多くの人は、本が読めない理由を「自分の頭が悪いから」「集中力がないから」と自分の能力に帰しがちです。しかし実際には、Aさんがそうだったように、「読み方を誰からも習っていないだけ」というケースが少なくありません。
速読法GSRは、「速く読むこと」だけを教えるメソッドではありません。
- 一字一句を完璧に理解しようとする「思い込み」を外す
- まず30%の理解で1冊を一周し、目的を変えて複数回読むスタイルを身につける
- 文字を一文字ずつ追うのではなく、ページを「見る」感覚(視読)で情報を取り込む
こうしたアプローチを通して、結果的に「アウトプットできるレベルの読書」が可能になっていきます。
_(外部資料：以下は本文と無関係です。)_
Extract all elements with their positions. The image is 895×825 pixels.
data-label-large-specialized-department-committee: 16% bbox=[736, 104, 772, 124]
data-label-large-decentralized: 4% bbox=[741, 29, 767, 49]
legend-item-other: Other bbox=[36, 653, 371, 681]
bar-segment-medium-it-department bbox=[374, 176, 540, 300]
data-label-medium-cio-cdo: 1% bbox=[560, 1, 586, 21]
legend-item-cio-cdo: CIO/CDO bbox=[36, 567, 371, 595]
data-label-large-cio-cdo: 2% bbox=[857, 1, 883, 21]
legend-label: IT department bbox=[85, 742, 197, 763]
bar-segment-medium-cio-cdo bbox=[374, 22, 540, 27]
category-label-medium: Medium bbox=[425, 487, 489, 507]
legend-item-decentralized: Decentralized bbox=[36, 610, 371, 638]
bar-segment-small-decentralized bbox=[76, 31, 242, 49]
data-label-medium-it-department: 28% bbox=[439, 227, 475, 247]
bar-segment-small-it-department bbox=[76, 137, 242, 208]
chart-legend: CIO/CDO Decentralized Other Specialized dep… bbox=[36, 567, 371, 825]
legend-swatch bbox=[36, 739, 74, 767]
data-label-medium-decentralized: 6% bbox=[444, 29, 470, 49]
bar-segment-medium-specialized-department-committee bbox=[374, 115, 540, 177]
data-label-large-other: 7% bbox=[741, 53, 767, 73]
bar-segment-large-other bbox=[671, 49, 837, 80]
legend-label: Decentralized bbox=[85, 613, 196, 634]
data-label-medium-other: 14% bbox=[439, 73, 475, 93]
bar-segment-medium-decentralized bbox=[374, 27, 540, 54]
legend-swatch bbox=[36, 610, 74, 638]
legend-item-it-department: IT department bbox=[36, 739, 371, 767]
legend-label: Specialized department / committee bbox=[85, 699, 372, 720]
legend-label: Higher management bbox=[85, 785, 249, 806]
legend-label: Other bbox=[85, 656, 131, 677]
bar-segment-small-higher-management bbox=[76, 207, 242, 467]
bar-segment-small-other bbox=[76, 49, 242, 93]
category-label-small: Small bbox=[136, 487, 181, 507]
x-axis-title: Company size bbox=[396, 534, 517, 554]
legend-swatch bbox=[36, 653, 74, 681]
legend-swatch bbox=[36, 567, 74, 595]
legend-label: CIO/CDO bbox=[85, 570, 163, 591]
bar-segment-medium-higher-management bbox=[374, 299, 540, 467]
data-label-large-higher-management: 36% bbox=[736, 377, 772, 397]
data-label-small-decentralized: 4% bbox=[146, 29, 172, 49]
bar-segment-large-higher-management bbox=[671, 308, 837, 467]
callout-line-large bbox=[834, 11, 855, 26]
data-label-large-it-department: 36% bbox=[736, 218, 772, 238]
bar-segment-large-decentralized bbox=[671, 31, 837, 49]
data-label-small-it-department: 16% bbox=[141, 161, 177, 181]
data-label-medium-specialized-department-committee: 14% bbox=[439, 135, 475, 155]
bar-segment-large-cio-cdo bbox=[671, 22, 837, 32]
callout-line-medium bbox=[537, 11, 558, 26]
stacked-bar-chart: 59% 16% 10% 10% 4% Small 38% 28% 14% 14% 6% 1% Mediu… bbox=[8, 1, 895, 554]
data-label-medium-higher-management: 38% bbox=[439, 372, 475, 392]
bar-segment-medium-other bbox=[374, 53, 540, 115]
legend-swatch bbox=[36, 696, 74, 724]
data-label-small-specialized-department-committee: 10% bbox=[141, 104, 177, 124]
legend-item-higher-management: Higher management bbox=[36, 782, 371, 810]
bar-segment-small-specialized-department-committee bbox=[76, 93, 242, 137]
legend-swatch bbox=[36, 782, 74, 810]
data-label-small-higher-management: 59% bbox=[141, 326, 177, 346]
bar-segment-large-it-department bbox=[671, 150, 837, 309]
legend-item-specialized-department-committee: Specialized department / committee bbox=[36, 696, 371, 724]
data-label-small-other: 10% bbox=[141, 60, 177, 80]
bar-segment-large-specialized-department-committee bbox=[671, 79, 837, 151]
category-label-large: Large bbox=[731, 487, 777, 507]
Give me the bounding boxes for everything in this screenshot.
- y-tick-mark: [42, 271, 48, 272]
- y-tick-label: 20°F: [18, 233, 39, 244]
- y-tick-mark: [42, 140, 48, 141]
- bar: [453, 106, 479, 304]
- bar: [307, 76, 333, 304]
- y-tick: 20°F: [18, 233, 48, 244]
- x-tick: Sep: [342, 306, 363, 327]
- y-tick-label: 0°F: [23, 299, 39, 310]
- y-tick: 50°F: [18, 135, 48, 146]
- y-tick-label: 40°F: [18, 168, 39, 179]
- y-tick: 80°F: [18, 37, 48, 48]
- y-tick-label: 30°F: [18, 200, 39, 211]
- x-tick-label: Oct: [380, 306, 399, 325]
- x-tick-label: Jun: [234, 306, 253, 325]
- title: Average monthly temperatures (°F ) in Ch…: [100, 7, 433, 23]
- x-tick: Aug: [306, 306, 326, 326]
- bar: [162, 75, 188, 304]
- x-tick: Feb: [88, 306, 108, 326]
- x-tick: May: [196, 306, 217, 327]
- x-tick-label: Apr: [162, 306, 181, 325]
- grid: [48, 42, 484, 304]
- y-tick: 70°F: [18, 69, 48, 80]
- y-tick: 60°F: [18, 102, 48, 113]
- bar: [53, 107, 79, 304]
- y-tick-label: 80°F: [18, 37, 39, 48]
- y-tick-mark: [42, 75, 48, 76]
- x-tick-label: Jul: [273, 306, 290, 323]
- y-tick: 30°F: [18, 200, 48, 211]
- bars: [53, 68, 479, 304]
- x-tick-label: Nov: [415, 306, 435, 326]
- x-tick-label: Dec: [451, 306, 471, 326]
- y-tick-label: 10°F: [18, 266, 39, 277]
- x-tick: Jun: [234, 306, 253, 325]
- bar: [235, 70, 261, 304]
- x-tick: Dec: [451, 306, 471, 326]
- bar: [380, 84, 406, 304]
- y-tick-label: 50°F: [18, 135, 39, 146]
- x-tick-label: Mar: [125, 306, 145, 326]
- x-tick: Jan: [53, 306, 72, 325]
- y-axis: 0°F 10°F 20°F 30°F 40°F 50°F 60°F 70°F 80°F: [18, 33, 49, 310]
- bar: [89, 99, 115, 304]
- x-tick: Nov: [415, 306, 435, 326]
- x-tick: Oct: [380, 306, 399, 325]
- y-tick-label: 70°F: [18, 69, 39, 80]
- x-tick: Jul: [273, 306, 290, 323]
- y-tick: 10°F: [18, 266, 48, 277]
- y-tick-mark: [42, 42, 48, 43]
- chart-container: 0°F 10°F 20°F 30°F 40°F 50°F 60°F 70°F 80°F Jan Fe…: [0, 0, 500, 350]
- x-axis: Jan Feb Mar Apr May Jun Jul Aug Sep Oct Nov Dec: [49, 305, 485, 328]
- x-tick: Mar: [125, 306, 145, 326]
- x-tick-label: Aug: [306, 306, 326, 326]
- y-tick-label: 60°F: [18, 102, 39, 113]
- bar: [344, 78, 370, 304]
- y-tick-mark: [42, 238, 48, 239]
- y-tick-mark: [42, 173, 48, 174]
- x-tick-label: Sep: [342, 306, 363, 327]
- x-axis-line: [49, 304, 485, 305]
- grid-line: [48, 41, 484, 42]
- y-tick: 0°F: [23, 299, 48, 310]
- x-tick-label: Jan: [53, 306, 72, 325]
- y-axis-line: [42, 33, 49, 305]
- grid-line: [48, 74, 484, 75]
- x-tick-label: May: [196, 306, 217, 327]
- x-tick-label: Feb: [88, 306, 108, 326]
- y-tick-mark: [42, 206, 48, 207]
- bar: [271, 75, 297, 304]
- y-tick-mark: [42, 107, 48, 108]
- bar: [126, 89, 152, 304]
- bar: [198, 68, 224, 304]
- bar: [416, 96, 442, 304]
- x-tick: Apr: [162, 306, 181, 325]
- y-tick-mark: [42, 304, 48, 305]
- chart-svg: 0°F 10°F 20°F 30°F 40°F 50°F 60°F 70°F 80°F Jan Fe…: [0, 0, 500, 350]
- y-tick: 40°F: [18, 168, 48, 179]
詳しい仕組みは 速読法GSRとは のページでもご紹介しています。
Aさんはインタビューの最後に、こんな言葉を残してくれました。
読書があまり好きじゃない、苦手だなと思っている人。でも何かしら変えたい、成長したいという人にお勧めしたい。今までの自分から自分を変えたい、自分の殻を破りたい人にぜひ!
「本が嫌いだから、自分は読書には向いていない」――もしそう思い込んでいるなら、それは才能や性格の問題ではなく、ただ「読み方を知らないだけ」かもしれません。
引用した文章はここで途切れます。